Roasted garlic is one of the most sensual flavors I have ever come across. It adds a unique richness and depth anywhere it is included—from potatoes and crostini to custards and vinaigrettes, just to name a few of my favorites.
While roasting whole garlic heads is a fantastic way to achieve this nutty, creamy deliciousness, I have come to use a different method with significant advantages: making garlic confit.
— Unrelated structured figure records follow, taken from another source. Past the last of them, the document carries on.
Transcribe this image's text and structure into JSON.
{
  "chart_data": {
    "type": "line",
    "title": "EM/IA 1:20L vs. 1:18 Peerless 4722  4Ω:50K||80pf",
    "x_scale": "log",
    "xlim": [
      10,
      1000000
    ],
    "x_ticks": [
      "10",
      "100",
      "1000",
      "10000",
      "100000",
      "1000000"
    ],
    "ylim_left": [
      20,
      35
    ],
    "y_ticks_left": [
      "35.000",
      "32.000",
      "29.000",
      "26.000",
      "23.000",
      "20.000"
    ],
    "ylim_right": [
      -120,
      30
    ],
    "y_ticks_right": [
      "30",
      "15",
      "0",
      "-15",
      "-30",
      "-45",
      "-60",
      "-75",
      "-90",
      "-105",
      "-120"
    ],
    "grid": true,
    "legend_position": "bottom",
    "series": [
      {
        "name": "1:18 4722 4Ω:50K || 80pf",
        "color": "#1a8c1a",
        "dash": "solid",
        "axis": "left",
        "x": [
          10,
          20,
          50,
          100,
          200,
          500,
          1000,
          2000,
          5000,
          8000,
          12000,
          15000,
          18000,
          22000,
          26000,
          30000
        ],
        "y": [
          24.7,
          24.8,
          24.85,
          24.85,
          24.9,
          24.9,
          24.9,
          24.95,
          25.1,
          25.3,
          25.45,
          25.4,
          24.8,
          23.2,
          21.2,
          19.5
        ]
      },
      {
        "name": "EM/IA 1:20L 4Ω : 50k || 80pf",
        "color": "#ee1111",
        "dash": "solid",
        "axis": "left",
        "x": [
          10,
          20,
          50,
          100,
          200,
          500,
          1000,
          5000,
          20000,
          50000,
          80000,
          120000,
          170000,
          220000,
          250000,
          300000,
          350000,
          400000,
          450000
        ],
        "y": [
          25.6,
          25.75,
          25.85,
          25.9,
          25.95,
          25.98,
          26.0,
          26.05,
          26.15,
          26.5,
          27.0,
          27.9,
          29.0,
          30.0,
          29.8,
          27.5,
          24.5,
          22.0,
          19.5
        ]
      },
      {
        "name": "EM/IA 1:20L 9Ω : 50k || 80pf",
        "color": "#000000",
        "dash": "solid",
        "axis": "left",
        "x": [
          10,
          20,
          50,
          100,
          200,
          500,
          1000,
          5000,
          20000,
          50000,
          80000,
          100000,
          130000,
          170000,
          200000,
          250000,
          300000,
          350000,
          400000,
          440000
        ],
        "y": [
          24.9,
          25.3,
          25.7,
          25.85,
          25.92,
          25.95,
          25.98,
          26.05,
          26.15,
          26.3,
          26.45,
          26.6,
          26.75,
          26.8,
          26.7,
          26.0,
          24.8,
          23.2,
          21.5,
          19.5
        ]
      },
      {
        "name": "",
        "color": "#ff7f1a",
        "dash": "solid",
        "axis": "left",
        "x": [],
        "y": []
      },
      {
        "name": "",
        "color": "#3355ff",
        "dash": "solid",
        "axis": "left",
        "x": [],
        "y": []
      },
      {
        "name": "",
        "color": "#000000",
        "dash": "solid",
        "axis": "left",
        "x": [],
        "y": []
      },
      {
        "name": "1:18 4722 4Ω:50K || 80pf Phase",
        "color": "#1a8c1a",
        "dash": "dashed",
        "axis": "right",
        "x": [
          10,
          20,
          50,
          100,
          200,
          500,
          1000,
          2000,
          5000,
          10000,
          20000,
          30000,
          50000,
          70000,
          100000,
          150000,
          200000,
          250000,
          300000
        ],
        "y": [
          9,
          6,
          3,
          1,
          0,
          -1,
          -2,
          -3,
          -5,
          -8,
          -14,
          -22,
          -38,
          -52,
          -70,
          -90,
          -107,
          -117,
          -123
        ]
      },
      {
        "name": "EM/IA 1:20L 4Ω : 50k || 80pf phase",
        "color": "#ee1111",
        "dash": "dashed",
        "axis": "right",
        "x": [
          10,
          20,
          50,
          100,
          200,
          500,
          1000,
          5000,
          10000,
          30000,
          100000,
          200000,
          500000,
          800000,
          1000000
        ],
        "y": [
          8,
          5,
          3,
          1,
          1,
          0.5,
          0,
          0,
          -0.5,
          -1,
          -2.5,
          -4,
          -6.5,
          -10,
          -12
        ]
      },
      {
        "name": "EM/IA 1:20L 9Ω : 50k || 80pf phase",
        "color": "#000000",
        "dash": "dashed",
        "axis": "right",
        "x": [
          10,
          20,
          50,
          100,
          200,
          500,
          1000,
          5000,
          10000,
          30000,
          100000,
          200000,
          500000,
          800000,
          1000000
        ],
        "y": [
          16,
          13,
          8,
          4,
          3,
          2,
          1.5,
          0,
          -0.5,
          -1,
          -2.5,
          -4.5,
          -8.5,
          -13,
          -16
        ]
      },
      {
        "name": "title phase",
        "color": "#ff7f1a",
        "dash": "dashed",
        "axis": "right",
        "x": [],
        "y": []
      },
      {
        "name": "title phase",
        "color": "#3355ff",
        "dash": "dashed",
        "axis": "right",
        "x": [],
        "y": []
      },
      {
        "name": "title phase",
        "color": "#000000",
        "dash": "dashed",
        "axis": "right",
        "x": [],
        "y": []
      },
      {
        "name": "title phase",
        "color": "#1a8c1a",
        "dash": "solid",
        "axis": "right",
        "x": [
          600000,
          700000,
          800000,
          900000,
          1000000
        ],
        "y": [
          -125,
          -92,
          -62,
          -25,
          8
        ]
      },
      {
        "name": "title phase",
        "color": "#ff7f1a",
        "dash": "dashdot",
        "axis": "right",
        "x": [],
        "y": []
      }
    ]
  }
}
“Confit” comes from the French word confire, which literally means to preserve. Traditionally, this method entails submerging something in oil. It is simmered gently and then kept in the oil to preserve it. Air is the primary enemy of food, causing rapid decomposition. Submerging food in oil cuts off all air, thus preserving the food. When you add refrigeration, this is a fantastic way to keep food for more extended periods. You can cook the garlic in oil until they caramelize and then stored it in that oil. I have kept these refrigerated and submerged in oil for over a month with no deterioration
You will get a very similar flavor to roasted garlic while getting a much better yield because you lose a lot when you squeeze roasted cloves out of the heads.
Another plus: With confit, you can control how much you cook the garlic. You can just cook the garlic until softened to eliminate the sharpness and achieve a mellow garlic flavor without the nuttiness of caramelization. There is an excellent use for this in the vegan diet as you can puree garlic confit and use it to thicken sauces and give them a cream-like consistency.
The garlic oil will also come in handy for brushing on bread to make croutons or for sautéing vegetables.
I find garlic confit to be a great, versatile addition to any refrigerated pantry. Feel free to use it in a vegetable sauté, toss it into pasta, or add it to mashed potatoes.